Using linear approximation to find \( \sqrt{4.7} \) Use \( y=\sqrt{3-x} ; x_{0}=-1 \quad(2 d p) \quad\left[\begin{array}{lll}3\end{array}\right] \)

To find \( \sqrt{4.7} \) using linear approximation, we start with the function \( y = \sqrt{3 - x} \). We want to approximate at \( x = -1 \) (since \( 4.7 = 3 - x \), this means \( x = -1.7 \)). We first find the derivative \( y' = -\frac{1}{2\sqrt{3-x}} \).
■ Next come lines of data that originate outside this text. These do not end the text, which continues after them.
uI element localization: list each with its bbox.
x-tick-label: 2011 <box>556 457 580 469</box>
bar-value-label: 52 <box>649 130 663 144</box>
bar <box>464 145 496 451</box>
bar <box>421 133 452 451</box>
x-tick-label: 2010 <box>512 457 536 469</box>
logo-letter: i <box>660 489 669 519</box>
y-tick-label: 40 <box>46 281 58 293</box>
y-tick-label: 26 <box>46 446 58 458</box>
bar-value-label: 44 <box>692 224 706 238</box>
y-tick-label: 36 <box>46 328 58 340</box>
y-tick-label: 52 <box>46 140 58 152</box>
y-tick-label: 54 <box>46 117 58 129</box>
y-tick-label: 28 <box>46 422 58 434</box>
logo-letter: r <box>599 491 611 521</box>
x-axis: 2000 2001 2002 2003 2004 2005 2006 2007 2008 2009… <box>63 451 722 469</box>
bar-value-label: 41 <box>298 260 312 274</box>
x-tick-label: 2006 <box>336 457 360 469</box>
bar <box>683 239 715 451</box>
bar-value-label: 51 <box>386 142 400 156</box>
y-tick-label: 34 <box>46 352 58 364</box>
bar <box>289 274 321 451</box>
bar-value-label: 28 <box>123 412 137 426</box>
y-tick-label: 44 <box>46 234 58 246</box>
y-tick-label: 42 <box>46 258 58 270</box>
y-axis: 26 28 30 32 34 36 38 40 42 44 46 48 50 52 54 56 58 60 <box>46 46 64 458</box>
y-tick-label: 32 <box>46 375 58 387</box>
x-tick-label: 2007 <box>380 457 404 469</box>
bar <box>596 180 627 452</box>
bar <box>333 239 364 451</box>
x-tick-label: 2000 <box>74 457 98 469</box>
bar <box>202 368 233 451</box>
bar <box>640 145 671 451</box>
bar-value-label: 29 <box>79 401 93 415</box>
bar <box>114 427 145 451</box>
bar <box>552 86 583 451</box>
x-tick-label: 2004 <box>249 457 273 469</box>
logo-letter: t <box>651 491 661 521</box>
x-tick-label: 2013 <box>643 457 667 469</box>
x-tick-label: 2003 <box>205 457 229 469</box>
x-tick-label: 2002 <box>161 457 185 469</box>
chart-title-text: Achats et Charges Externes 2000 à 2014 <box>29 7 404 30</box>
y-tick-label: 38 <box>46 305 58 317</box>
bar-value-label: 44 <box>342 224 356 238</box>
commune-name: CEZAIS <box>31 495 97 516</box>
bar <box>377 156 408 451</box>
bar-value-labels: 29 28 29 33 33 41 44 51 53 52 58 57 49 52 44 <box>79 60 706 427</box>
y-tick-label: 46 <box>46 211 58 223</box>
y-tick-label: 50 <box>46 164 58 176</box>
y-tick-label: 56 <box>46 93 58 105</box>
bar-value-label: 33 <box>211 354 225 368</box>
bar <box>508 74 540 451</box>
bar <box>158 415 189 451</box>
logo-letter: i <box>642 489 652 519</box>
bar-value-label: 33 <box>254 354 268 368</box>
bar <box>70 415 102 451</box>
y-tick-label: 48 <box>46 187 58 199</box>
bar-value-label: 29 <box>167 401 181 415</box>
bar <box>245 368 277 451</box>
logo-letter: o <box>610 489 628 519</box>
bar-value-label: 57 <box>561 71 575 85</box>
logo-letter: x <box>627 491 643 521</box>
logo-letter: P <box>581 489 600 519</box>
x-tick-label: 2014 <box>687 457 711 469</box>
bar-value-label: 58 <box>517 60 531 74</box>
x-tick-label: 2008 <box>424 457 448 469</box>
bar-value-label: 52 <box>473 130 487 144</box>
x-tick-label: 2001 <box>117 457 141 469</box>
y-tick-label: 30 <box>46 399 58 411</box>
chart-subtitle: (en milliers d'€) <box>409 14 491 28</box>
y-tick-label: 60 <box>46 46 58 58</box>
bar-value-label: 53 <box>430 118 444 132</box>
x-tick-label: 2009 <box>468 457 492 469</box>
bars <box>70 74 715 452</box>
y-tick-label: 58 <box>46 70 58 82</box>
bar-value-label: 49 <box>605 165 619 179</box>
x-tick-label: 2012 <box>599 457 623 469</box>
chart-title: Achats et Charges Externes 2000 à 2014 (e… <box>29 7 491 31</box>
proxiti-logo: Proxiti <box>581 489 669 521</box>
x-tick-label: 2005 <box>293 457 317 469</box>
Calculate \( y \) and \( y' \) at \( x_0 = -1 \): - \( y(-1) = \sqrt{3 - (-1)} = \sqrt{4} = 2 \) - \( y'(-1) = -\frac{1}{2\sqrt{4}} = -\frac{1}{4} \) Using the linear approximation formula: \[ y \approx y(x_0) + y'(x_0)(x - x_0) \] We plug in \( x = -1.7 \) and \( x_0 = -1 \): \[ y \approx 2 - \frac{1}{4}(-1.7 + 1) = 2 - \frac{1}{4}(-0.7) = 2 + 0.175 = 2.175 \] Thus, \( \sqrt{4.7} \approx 2.175 \). Don't forget, this approximation gives you a close estimate and shows the brilliant application of calculus in predicting values that seem out of reach!